What causes pyometra?

Pyometra occurs when bacteria gets inside your pig's uterus. After your pig gives birth, her cervix will be open, and that makes it easy for bacteria to get inside and cause an infection.

What are the signs of pyometra?

Guinea pigs instinctively hide their illnesses; this habit keeps them from becoming easy prey in the wild, but in captivity, it makes it hard for you to realize when your pig is very sick. After your pig gives birth, keep a close eye on her and watch for any behavioral changes. Small changes like not being interested in her favorite foods or not wheeking when you walk into the room could be the only clues that something is wrong.

If you notice any behavioral changes, closely inspect your pig for signs of problems. If your pig has pyometra, you may notice that she has blood on her fur in her rectal area. You may also notice that there is blood on the bedding where she has urinated. You may also see pus between her back legs or crusted onto her fur.

Is pyometra serious?

Pyometra is a very serious condition, especially if the cervix closes and traps the infection inside the uterus. If the cervix remains open, pus can drain out, but if it closes, it will build up inside the uterus and may lead to uterine rupture. Uterine rupture is an emergency, as it will lead to severe internal bleeding and may be fatal.

How do vets treat it?

Like other types of infections, pyometra is treated with antibiotics. Many antibiotics are toxic to guinea pigs, as they destroy the good bacteria in the intestines, so be sure to see a vet that has experience treating guinea pigs.

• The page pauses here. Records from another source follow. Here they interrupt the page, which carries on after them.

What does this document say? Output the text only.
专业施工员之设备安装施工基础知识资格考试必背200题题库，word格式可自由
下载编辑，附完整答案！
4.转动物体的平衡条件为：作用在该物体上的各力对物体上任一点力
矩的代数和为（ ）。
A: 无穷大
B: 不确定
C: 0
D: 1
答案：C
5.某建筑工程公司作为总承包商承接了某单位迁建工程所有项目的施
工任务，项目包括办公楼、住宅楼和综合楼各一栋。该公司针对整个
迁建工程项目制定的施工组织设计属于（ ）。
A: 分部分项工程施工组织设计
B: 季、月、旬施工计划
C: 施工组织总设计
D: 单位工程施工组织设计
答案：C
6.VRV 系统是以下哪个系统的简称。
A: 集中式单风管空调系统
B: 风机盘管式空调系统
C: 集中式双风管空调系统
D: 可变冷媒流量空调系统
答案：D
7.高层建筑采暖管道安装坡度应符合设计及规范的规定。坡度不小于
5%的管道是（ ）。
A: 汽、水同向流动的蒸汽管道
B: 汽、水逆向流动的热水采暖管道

In addition to antibiotics, your pig may need to be spayed. During this surgical procedure, your pig's infected uterus will be removed, along with her ovaries.

How can you prevent it?

You can prevent pyometra by keeping your pig's cage as clean as possible after she gives birth. Change the bedding frequently and make sure to disinfect the walls and floor of the cage. Cleanliness is always important, but it's especially important in the days after your pig gives birth.

If you think your pig has pyometra, you need to take her to a vet right away.